As winter continues, people across the country engage in a centuries-old tradition of gathering firewood to fuel home fires, but a new tri-state campaign hopes to educate Washingtonians’ about the dangers of collecting firewood from too far away.

Using firewood from more than 50 miles away increases the risk of introducing new bugs and diseases that may kill native trees. To prevent the spread of these pests, the states of Washington, Oregon and Idaho are educating people about the dangers of moving firewood to Pacific Northwest forests.

The campaign, funded by the U.S. Department of Agriculture, recommends buying firewood that is cut locally, preferably within the same county or region where it will be burned.

“Invasive insects such as emerald ash borer and the Asian longhorned beetle already have caused a lot of destruction to forests in Midwest and eastern states,” said Chris Christopher, chairman of the Washington Invasive Species Council. “By not moving firewood, we can prevent that damage from occurring in our state and the Pacific Northwest. Buying local wood not only financially supports local woodcutters — it also prevents the spread of harmful invasive species.”
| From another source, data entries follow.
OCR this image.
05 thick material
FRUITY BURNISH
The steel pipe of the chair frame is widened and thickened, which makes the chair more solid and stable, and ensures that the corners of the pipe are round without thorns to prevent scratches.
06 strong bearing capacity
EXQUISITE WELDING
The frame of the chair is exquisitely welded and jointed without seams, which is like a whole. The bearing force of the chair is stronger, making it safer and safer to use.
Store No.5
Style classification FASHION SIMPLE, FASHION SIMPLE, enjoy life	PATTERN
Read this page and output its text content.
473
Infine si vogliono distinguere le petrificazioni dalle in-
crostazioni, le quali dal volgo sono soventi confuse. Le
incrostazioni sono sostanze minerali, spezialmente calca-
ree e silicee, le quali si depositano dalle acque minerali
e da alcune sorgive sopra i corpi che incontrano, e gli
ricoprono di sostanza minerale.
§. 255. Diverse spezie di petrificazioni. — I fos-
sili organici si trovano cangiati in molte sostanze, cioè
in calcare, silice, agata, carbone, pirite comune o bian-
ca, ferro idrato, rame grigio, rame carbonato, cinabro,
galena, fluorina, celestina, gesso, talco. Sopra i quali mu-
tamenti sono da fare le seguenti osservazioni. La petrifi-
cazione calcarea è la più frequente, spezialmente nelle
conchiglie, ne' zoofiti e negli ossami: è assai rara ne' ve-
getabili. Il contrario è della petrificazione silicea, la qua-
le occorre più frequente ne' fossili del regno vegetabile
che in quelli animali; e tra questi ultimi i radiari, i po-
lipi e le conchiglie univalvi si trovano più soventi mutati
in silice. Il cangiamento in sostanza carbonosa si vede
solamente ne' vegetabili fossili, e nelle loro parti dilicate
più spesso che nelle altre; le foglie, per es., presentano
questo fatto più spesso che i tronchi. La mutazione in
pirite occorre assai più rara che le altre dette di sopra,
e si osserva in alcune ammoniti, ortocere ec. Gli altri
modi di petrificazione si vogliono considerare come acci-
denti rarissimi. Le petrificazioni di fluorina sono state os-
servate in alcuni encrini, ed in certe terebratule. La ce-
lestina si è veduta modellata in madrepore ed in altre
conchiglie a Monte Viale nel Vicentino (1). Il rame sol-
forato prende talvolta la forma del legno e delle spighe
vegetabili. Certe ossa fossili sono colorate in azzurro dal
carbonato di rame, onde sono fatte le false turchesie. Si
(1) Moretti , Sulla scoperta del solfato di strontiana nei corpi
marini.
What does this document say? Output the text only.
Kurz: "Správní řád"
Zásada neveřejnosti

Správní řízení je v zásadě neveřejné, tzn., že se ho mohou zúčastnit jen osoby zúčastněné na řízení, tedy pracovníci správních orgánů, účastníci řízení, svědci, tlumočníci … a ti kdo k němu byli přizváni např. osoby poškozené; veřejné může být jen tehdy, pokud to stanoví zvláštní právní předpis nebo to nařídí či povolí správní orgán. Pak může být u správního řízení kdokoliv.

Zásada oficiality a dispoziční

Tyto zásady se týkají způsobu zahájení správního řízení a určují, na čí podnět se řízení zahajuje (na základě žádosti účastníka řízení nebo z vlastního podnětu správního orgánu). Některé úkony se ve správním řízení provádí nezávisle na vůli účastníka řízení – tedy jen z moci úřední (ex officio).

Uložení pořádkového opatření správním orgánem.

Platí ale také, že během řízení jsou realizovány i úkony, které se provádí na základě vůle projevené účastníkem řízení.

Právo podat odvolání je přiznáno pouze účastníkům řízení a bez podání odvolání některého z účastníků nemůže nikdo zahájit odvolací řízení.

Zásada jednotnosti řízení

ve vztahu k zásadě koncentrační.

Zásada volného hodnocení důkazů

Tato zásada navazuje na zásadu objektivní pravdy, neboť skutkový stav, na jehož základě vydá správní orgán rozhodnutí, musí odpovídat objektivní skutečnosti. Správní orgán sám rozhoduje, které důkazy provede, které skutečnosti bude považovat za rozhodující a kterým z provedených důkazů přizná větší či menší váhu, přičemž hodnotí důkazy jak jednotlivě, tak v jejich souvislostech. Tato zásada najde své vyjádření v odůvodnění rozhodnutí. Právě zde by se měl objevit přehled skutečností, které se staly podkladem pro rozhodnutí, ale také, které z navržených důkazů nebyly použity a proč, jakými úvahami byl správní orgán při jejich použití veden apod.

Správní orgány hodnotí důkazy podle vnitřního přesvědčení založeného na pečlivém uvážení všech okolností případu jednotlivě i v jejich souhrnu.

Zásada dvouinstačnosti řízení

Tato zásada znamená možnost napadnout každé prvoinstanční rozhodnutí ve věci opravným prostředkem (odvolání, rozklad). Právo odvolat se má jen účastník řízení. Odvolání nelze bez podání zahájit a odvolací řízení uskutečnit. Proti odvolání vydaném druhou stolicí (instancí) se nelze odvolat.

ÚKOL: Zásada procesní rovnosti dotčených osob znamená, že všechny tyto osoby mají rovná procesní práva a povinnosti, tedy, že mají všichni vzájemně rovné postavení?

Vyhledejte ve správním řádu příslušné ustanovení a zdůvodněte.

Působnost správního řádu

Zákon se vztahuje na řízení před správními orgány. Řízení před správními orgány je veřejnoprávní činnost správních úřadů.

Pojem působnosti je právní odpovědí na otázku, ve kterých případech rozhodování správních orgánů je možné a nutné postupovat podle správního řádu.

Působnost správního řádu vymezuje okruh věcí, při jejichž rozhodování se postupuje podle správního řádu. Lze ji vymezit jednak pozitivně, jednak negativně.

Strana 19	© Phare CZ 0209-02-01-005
Transporting firewood potentially can lead to infestations of invasive insects and diseases, which can lurk in firewood. These tree-killing pests can’t move far on their own, but when people move firewood that harbors them, they unwittingly enable these pests to start a new infestation. These types of invaders have devastated native species of trees such as the American chestnut, hemlock and the American elm — species that have been part of American forests and neighborhoods for centuries.

The following are tips to help protect Pacific Northwest forests:

• Obtain firewood near where you will burn it, no more than 50 miles from where you’ll have your fire.

• Don’t be tempted to get firewood from a remote location just because the wood looks clean and healthy.

• Commercially kiln-dried wood is a good option if you must transport firewood.